Tuntutan Tegas kepada Pemerintah Daerah
Aksi ini merupakan bentuk kekecewaan mendalam terhadap pemerintah daerah, yang dinilai abai terhadap nasib nelayan kecil. Mereka menilai Gubernur Babel lebih berpihak kepada korporasi tambang ketimbang rakyat pesisir. Dalam orasi yang dilakukan secara bergantian, para nelayan menuntut:
• Pencabutan izin tambang laut di wilayah tangkap nelayan tradisional
• Moratorium aktivitas tambang timah di laut
• Dialog terbuka antara nelayan, pemerintah, dan pemilik tambang
• Pemulihan ekosistem laut yang rusak
Massa aksi juga mendesak agar pemerintah pusat turun tangan untuk meninjau ulang kebijakan pertambangan laut di Bangka Belitung yang dinilai tidak berpihak pada keberlanjutan.

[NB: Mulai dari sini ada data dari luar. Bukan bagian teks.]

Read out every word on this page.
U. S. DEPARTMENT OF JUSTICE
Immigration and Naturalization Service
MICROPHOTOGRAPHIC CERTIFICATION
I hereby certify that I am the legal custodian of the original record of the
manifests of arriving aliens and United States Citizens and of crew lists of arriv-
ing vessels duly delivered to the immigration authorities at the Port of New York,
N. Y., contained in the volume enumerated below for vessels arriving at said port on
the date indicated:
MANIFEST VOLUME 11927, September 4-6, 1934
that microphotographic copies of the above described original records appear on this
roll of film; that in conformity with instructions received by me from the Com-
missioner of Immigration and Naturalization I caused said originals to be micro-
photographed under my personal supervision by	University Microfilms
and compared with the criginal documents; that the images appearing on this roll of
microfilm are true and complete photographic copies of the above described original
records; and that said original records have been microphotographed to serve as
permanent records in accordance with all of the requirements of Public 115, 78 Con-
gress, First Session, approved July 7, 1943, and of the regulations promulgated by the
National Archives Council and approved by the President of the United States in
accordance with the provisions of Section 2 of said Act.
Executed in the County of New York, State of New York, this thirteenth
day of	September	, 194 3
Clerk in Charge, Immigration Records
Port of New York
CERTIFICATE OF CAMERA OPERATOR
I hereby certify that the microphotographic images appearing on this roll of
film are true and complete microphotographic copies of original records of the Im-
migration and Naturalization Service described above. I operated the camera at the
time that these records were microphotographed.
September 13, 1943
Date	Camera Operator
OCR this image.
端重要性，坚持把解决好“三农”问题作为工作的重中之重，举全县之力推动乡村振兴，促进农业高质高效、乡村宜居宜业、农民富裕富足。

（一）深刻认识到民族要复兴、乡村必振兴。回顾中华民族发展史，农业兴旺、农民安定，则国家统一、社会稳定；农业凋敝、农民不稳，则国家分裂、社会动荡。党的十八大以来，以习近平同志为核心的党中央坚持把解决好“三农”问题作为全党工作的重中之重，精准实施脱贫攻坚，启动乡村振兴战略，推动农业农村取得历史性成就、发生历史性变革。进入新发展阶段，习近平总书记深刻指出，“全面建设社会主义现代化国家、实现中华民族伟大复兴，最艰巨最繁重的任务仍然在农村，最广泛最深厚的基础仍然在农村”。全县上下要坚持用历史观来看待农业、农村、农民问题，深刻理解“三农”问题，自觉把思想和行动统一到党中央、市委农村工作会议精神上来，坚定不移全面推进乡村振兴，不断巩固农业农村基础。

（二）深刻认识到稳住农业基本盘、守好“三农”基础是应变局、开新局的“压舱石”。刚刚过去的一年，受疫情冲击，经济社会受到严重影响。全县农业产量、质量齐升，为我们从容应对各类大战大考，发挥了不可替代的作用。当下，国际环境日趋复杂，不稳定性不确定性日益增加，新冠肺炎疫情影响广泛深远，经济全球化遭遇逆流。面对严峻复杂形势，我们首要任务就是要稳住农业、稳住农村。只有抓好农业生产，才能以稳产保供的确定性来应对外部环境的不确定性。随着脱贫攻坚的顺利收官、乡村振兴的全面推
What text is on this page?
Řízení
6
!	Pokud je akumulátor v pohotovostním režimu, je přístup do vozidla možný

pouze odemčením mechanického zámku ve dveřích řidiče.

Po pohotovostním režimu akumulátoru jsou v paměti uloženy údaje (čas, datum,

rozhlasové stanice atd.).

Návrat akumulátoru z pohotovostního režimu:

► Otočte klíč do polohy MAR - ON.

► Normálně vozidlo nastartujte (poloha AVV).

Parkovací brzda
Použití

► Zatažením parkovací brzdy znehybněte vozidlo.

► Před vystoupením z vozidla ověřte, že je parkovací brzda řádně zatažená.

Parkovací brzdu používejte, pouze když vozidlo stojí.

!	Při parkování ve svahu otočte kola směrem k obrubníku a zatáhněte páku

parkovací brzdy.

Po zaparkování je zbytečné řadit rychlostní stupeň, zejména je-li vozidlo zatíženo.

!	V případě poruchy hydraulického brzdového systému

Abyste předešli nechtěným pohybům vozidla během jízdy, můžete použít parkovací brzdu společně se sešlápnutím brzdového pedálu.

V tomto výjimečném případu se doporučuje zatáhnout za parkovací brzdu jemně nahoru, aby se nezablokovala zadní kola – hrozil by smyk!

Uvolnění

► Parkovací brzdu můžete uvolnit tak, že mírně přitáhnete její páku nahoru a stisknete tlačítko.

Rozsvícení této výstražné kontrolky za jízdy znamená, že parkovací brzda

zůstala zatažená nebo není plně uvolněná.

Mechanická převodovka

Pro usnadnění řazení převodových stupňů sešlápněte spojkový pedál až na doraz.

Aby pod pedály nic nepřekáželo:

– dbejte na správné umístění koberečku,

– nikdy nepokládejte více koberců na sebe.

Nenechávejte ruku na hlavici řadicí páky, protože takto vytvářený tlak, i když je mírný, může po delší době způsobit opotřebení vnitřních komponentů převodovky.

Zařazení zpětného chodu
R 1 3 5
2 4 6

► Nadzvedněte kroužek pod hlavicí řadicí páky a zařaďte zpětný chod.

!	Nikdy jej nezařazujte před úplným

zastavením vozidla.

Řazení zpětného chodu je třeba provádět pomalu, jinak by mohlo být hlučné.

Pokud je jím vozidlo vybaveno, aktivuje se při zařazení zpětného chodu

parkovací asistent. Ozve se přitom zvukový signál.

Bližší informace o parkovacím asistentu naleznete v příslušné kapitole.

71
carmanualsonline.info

Gubernur Tak Hadir, Emosi Memuncak
Ironisnya, dalam aksi yang berlangsung damai namun penuh semangat itu, Gubernur Babel tidak menemui para pendemo secara langsung, membuat sebagian demonstran kecewa dan frustrasi. Aparat keamanan sempat memperkuat penjagaan di sekitar kantor gubernur untuk menghindari eskalasi.
“Kalau suara kami terus diabaikan, jangan salahkan kami kalau nanti kami turun lagi dengan jumlah lebih besar,” ujar koordinator aksi.
Laut Adalah Nafas Nelayan
Protes besar-besaran ini menegaskan bahwa tambang laut bukan hanya soal izin dan investasi, tetapi menyangkut kehidupan ribuan nelayan dan keberlanjutan lingkungan laut. Pemerintah diminta untuk tidak melihat laut semata sebagai lahan eksploitasi, tapi sebagai ruang hidup masyarakat yang harus dilindungi.
Aksi ini bisa menjadi titik balik kebijakan tambang laut di Indonesia, jika pemerintah mendengar dan bertindak bijak. Satu hal yang pasti: nelayan Bangka Belitung tidak akan tinggal diam saat laut mereka dirampas.